In testimony before the Planning Commission, neighbors said they had known for years that some construction had been done by a prior owner of the house.
In a report to the Council, Community Development Director Christina Ratcliffe wrote, “The state of California is very clear in its laws pertaining to large family day care facilities in that they must be treated the same as any other single-family residential home.”
She said California Government Code require a permit to be granted if a large family day care home complies with local ordinances that prescribe reasonable standards, restrictions, and requirements.”
Ratcliffe is recommending the Council support the use permit and deny the appeal.
She wrote that the points aired by the appellants aren’t pertinent to issuing the permit.

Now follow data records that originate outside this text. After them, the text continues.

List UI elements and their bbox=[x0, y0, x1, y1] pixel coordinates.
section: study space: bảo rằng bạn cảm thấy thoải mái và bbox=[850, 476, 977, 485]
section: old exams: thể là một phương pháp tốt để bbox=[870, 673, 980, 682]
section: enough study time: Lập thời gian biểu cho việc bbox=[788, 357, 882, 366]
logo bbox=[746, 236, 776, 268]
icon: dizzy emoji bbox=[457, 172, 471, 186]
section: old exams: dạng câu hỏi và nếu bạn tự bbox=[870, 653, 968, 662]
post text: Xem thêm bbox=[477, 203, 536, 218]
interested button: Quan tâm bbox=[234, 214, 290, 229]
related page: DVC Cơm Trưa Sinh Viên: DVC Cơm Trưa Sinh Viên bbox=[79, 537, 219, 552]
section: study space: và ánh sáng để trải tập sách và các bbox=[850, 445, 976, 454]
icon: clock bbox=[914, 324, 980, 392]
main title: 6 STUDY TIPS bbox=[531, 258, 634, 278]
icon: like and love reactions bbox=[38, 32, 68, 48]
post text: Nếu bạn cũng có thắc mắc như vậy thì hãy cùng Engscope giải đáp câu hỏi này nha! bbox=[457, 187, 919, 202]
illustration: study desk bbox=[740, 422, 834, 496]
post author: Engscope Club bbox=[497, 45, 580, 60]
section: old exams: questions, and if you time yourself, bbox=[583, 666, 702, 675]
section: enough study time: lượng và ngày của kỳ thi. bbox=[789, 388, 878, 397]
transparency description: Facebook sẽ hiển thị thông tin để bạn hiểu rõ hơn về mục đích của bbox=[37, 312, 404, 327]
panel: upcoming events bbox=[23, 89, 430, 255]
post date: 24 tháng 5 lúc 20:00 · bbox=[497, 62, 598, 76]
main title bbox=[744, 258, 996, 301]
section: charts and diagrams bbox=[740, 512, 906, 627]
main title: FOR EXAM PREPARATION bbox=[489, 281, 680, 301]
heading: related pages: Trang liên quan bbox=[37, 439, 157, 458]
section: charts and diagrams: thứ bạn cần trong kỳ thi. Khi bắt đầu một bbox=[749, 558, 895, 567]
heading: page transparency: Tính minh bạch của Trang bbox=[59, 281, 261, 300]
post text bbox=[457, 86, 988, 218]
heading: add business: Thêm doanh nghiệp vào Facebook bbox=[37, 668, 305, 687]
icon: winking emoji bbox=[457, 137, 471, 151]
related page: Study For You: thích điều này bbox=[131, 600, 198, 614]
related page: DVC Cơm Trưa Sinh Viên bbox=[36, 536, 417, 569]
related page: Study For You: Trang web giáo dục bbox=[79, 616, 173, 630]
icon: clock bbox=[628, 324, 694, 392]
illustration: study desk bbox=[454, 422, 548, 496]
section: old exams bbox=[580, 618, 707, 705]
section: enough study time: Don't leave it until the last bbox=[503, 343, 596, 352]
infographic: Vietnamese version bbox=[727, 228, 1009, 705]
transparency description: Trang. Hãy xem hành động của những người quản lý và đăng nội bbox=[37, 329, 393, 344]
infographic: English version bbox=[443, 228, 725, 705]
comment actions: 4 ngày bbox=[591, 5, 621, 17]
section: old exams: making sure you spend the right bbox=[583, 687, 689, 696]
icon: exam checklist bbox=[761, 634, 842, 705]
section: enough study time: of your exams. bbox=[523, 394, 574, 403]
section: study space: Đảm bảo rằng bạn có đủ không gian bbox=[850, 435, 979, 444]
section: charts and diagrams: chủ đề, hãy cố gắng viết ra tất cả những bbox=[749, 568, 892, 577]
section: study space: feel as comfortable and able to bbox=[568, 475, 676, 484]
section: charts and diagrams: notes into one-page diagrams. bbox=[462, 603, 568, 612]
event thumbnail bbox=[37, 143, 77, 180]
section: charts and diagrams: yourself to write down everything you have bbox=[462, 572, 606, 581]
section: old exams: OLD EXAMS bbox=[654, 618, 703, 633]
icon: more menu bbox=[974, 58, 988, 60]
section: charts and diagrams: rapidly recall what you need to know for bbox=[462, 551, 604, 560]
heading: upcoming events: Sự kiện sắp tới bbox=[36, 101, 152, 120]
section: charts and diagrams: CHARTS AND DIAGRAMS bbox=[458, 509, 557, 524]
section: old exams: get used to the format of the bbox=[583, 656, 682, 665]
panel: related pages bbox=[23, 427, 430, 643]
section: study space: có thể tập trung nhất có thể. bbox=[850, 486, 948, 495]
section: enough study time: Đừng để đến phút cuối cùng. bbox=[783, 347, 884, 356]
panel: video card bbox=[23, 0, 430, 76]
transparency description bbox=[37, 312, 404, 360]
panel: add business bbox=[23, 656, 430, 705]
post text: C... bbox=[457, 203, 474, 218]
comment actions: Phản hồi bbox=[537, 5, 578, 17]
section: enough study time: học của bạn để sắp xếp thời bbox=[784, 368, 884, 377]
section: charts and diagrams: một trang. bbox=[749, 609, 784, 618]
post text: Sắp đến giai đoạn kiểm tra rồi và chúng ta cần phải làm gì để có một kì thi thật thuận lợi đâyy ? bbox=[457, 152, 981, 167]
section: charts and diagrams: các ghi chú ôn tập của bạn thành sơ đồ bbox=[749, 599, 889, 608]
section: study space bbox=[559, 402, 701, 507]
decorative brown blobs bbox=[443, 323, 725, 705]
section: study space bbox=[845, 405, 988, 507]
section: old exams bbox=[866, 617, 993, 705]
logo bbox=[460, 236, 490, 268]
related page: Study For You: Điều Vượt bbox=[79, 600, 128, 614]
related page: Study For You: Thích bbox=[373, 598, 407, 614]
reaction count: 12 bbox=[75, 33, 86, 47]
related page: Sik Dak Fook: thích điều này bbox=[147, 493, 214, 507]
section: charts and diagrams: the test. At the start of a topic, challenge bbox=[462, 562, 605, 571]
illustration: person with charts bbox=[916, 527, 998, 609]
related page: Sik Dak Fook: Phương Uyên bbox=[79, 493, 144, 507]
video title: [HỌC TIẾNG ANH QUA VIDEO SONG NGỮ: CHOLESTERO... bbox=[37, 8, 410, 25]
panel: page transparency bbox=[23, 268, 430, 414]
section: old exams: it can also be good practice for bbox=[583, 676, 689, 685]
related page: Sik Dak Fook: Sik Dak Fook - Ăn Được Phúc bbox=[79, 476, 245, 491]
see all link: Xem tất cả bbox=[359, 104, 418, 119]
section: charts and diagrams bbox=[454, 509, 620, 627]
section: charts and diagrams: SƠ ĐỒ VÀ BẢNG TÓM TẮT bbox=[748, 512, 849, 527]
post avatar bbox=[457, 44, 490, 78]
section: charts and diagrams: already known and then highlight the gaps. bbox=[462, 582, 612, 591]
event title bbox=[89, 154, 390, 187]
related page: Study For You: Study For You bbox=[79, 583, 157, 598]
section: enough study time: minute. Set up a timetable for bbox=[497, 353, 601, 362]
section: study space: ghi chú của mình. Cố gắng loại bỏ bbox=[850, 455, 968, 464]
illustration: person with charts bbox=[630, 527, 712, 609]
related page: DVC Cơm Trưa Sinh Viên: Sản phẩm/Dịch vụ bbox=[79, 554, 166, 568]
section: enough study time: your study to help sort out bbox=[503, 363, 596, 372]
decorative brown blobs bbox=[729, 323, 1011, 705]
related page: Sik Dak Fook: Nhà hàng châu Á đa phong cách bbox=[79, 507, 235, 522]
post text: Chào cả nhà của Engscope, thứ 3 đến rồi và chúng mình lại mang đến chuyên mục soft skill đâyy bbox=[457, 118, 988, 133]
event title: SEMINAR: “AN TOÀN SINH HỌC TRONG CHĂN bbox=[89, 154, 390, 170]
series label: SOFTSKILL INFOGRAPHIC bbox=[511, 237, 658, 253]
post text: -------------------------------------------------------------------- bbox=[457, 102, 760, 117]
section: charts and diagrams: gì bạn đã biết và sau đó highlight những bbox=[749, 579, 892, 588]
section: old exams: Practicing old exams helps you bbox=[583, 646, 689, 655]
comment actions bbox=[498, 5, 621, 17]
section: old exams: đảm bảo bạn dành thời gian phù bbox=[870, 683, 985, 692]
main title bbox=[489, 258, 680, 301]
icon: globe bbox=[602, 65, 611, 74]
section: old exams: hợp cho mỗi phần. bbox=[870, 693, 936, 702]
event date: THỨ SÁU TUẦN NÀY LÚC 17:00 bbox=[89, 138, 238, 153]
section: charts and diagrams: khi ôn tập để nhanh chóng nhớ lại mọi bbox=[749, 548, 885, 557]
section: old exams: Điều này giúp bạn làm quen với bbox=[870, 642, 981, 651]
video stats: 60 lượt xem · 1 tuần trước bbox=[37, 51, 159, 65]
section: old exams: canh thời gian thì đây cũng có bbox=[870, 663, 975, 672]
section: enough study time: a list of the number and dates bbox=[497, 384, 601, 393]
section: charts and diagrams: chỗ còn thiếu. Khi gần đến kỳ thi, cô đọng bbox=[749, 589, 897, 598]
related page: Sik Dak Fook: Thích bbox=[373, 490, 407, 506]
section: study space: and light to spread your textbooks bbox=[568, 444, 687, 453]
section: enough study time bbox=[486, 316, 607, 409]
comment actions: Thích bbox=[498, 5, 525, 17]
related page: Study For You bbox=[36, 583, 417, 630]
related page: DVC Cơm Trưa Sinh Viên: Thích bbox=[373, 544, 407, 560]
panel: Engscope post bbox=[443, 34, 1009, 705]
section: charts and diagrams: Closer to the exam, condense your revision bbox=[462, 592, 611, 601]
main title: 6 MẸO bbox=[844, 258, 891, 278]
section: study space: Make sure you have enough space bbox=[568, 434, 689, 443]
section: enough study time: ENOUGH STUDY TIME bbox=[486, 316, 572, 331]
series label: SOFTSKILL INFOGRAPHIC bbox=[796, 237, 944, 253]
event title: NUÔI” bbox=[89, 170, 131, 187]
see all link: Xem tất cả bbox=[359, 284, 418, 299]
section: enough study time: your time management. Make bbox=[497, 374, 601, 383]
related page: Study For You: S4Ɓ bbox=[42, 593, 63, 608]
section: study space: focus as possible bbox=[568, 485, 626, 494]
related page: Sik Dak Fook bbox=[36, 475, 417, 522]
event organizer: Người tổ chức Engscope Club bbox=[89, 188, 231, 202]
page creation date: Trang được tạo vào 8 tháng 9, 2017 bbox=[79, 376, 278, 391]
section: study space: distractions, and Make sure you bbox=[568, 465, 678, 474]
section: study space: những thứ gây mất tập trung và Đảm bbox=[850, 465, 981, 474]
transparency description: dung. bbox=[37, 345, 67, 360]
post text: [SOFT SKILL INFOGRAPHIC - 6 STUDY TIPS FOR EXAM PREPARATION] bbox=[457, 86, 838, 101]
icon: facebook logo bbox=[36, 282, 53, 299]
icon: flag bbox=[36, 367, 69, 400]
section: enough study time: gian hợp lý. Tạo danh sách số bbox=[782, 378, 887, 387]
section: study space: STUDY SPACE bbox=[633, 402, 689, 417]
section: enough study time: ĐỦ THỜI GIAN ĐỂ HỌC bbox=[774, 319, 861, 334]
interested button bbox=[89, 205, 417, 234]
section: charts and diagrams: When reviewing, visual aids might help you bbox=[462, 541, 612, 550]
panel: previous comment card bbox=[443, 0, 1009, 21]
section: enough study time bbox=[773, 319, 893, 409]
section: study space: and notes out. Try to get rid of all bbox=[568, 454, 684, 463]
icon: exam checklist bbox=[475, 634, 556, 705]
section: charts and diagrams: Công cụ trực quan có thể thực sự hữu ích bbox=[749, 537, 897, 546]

“The allegations of illegal construction do not rise to the level that would prevent the Council from making the required findings, especially with the multiple inspections by the city’s building inspection team,” she wrote.
She added that the current owner of the house, who bought it June 2011, had no knowledge of work done without permits, but those matters were addressed in the Planning Commission’s conditions of approval and are being handled separately by city employees.
The Council meeting will start at 7 p.m. Tuesday in the Council Chamber of City Hall, 250 East L St.
Marilyn O'Rourke says
Too many kids for a court. Either buy a house on Rose Drive or get a commercial space (ala Kindercare or Happy Hearts) for this type of operation. My full support to the neighbors of this quiet cul de sac. Let’s hope that the Council gets it’s wits and keeps it that way.